LONDON -- WorldCom, Inc. announced today completion dates for Phase One of its pan-European fiber optic cable system and new products to be enabled by this network. Together these announcements herald the strategic benefits accrued from the liberalization of the European telecommunications market and the creation of the first independent pan-European telecommunications company.
The first loop of its pan-European fiber optic network will be ready for service in the spring of 1998 linking London, Paris, Amsterdam and Brussels. The second loop between Paris, Amsterdam and Frankfurt will be ready for service in the summer of 1998. WorldCom has already built metropolitan area networks in all these cities. Together these loops form the first phase of WorldCom's construction project, dubbed Ulysses, that, over time, will link all WorldCom's national telecommunications business in Europe.
Also to be ready for service early next year is the southern route of Gemini, the 30Gb transatlantic cable system being built by a WorldCom/Cable & Wireless joint venture. When these systems are connected, WorldCom will be, for the first time in the history of telecommunications, the single company to have built, own and manage the underlying infrastructure and to deliver the resulting telecommunications services in and between the major European markets and the United States.
New ATM Services
WorldCom also announces today the future availability of an international ATM (asynchronous transfer mode) service between the centers served by the pan-European fiber optic network. ATM allows the combination of voice, data and video transmission over a single high-speed network and optimizes the use of bandwidth by sharing it across these applications. WorldCom's International ATM service will provide a flexible and cost effective alternative for customers who would otherwise build a relatively expensive meshed network of international private circuits.
The WorldCom International ATM service over the European fiber network will support constant and variable bit rate transmission speeds up to 45Mbps. This will support both corporate and Internet backbone network applications as well as specialist services such as television broadcast distribution, interactive video, pay per view and high definition video conferencing.
All services delivered over WorldCom's European fiber network will benefit from its multi-loop, SDH (Synchronous Digital Hierarchy) architecture. They will be have built-in resilience. Customers will no longer need to procure resilience as an additional cost of connectivity.
The ATM service will be priced independent of destination on the European fiber network and is scaled to provide a seamless migration path from Frame Relay services. By leveraging inherent optimization of bandwidth, the on-net pricing for Frame Relay and international ATM offers customers further inducement to move away from clear bandwidth solutions for sub-E1 (2Mbps) requirements.
The company will offer its International ATM service to selected US destinations directly connected over WorldCom fiber. This service will be available at a single price for any on-net destination in the US to any on-net destination in Europe.

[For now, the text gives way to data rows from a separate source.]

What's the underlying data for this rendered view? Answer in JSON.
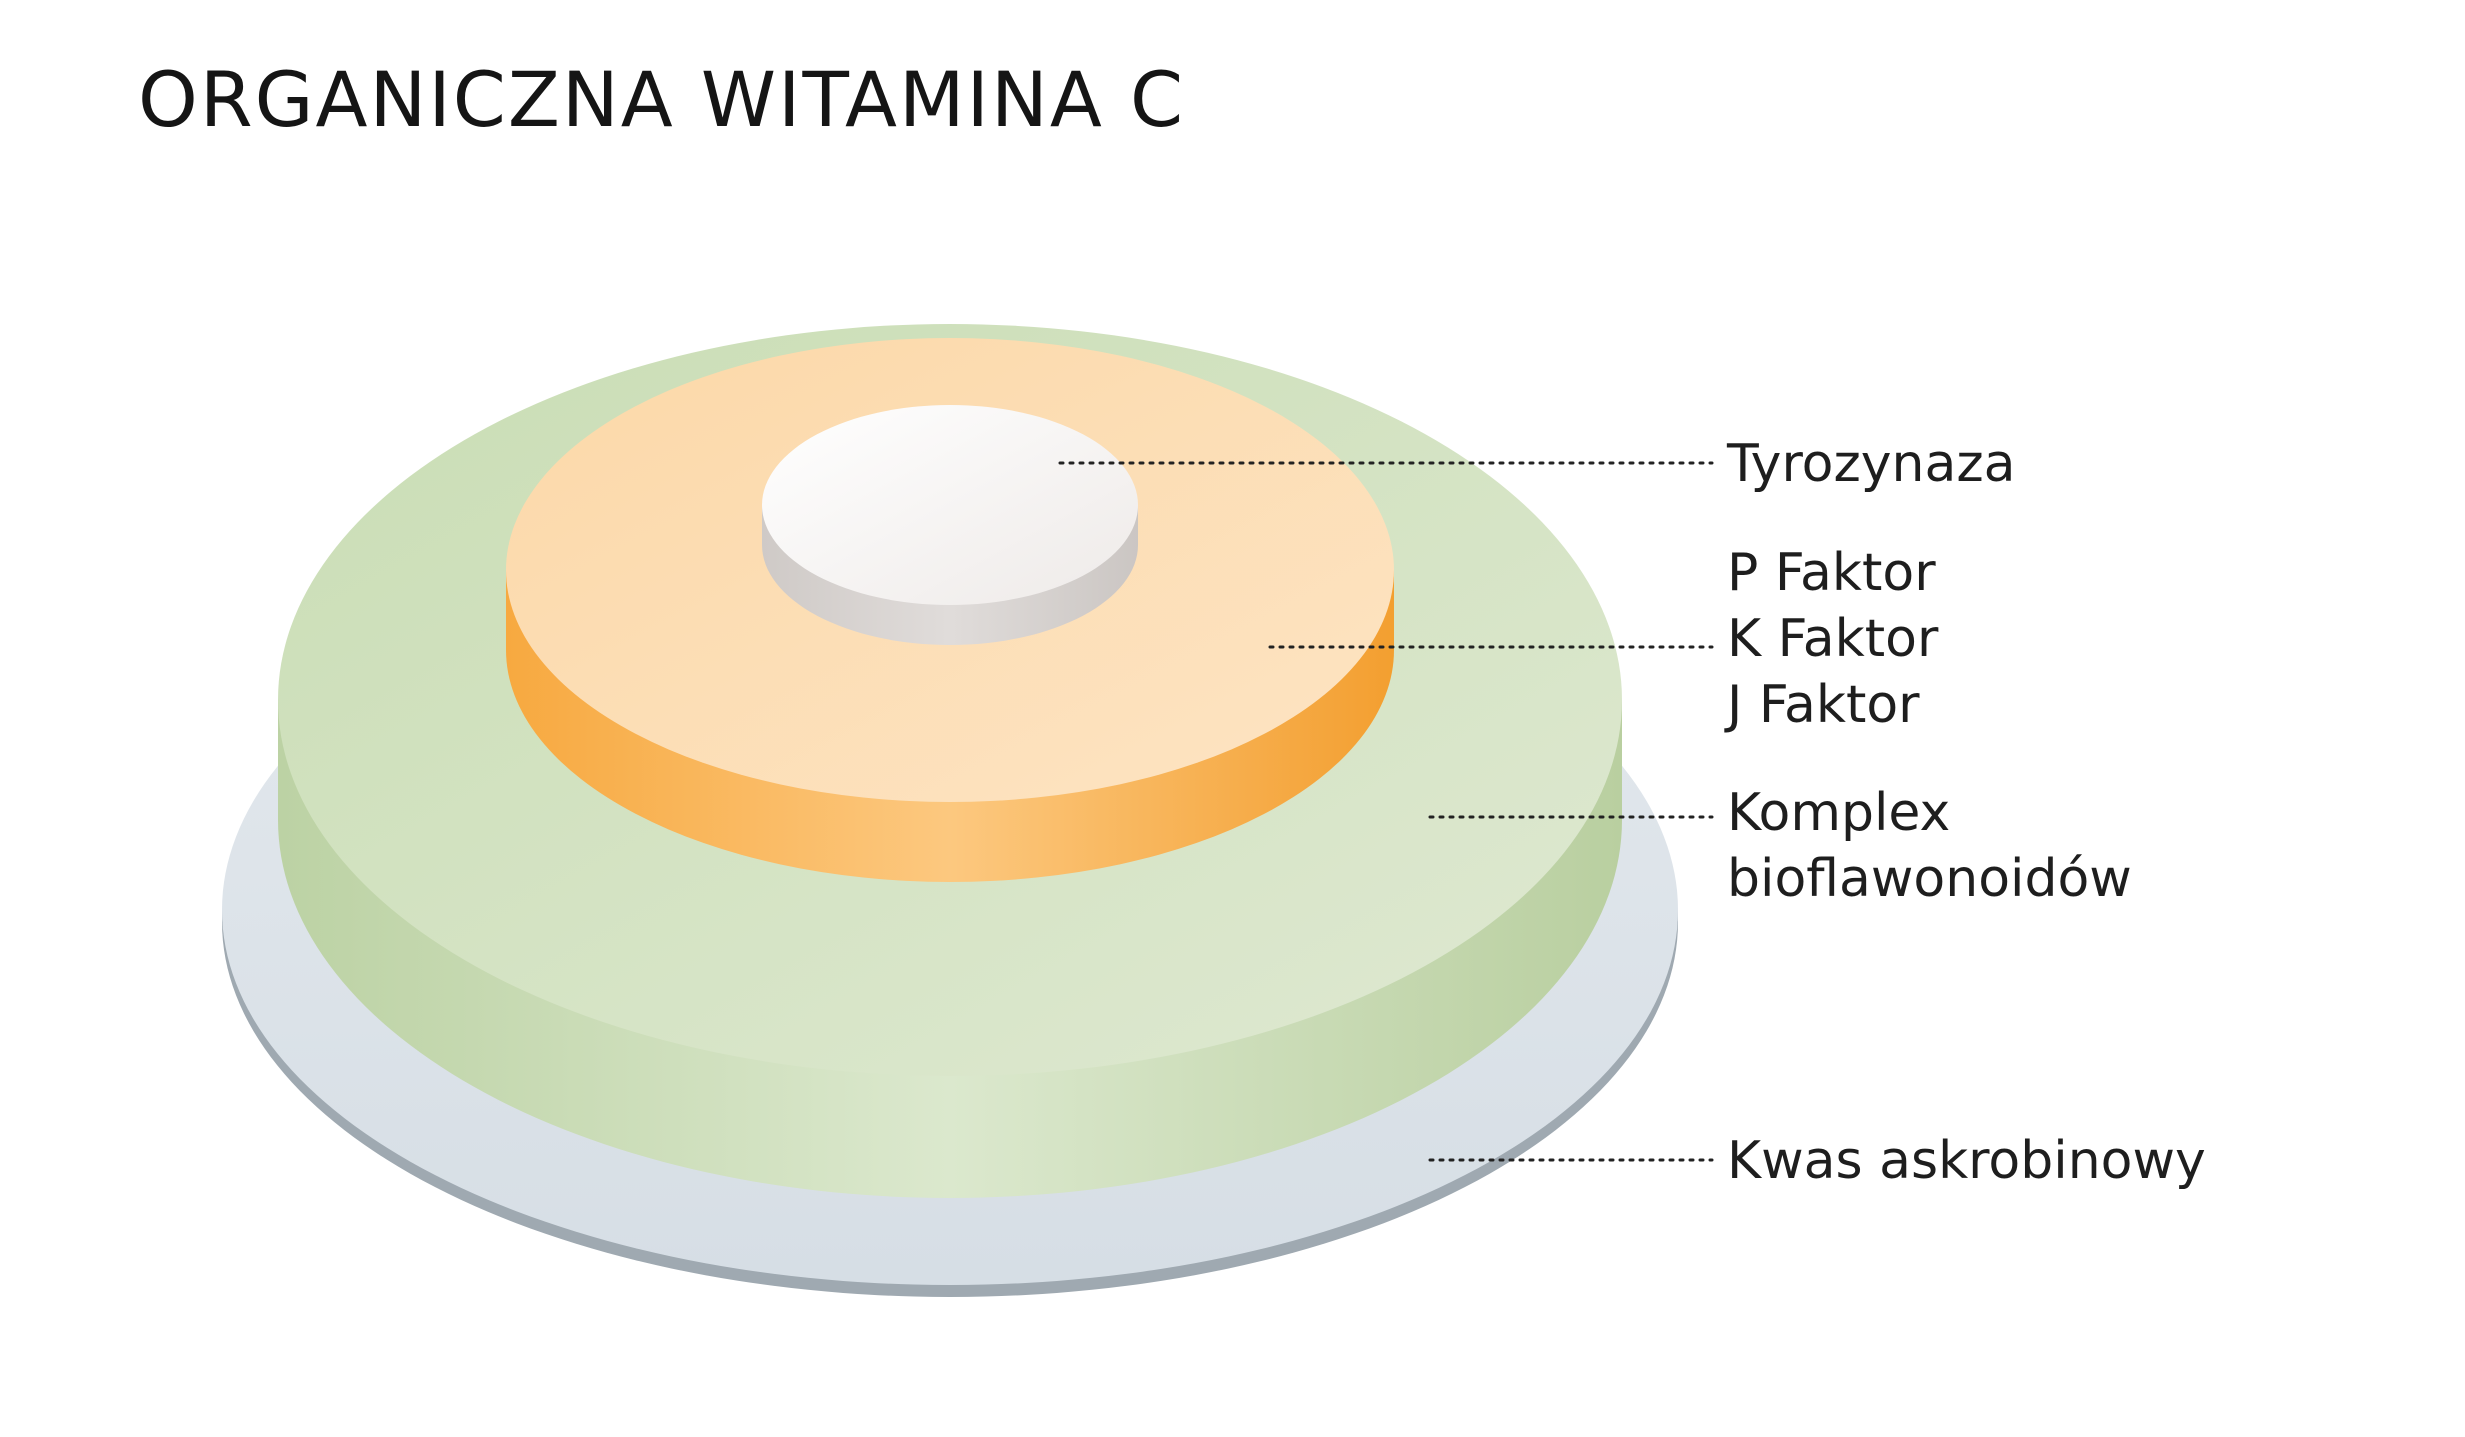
{
  "title": "ORGANICZNA WITAMINA C",
  "layers": [
    {
      "id": "core",
      "label_lines": [
        "Tyrozynaza"
      ],
      "color": "#f2f0ee"
    },
    {
      "id": "orange",
      "label_lines": [
        "P Faktor",
        "K Faktor",
        "J Faktor"
      ],
      "color": "#f7ae4a"
    },
    {
      "id": "green",
      "label_lines": [
        "Komplex",
        "bioflawonoidów"
      ],
      "color": "#bcd3a4"
    },
    {
      "id": "base",
      "label_lines": [
        "Kwas askrobinowy"
      ],
      "color": "#cdd7de"
    }
  ],
  "colors": {
    "base_top": "#dce3e9",
    "base_side": "#9fa9b0",
    "green_top": "#cfe0bd",
    "green_side": "#c8dcb2",
    "orange_top": "#fcdcb0",
    "orange_side": "#f8b55c",
    "core_top": "#f3f1f0",
    "core_side": "#d4d0ce",
    "leader": "#222222"
  }
}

A new kind of communications company
"WorldCom is the new kind of communications company for Europe," said John Sidgmore, chief operations officer of WorldCom, Inc. speaking at a press conference in London, December 3, 1997. "Not only have we established a new infrastructure based telecommunications company to serve the European market as one, but we have also provided a new, cost-efficient and technically unmatchable opportunity for our customers to meet their next generation of pan-European networking needs - most of which will be based on Internet/Intranet technologies.
"From a geographical perspective, the WorldCom European network is equivalent to the numerous competitive fiber-optic networks that have spanned the USA for some years. I believe that it is no coincidence that these networks exist in the same country that today is recognized as the commercial home of the Internet. The WorldCom European network, therefore, has the potential to launch a whole new chapter in the development of the Internet industry in Europe," said Sidgmore.
Note to editors
In March 1997, WorldCom announced that it was building a pan-European network to link its metropolitan fiber networks installed in Europe's leading business centers. During this year construction has included installation of cross Channel cables between Dover and Calais, and overland builds between Paris, Brussels and Amsterdam and back-haul from Paris and London to the Channel landing points. Construction of the Paris, Frankfurt, Amsterdam loop is in progress.
WorldCom is a global telecommunications company. Operating in more than 50 countries, the company is a premier provider of facilities-based and fully integrated local, long distance, international and Internet services. WorldCom's subsidiary, UUNET Technologies, Inc., is an international provider of Internet services with over 1,000 Points of Presence (POPs) throughout the United States and in Canada, Europe and the Asia-Pacific region. WorldCom's World Wide Web address is http://www.wcom.com.
The common and depositary shares of WorldCom trade on the Nasdaq National Market (U.S.) under the symbol WCOM and WCOMP, respectively.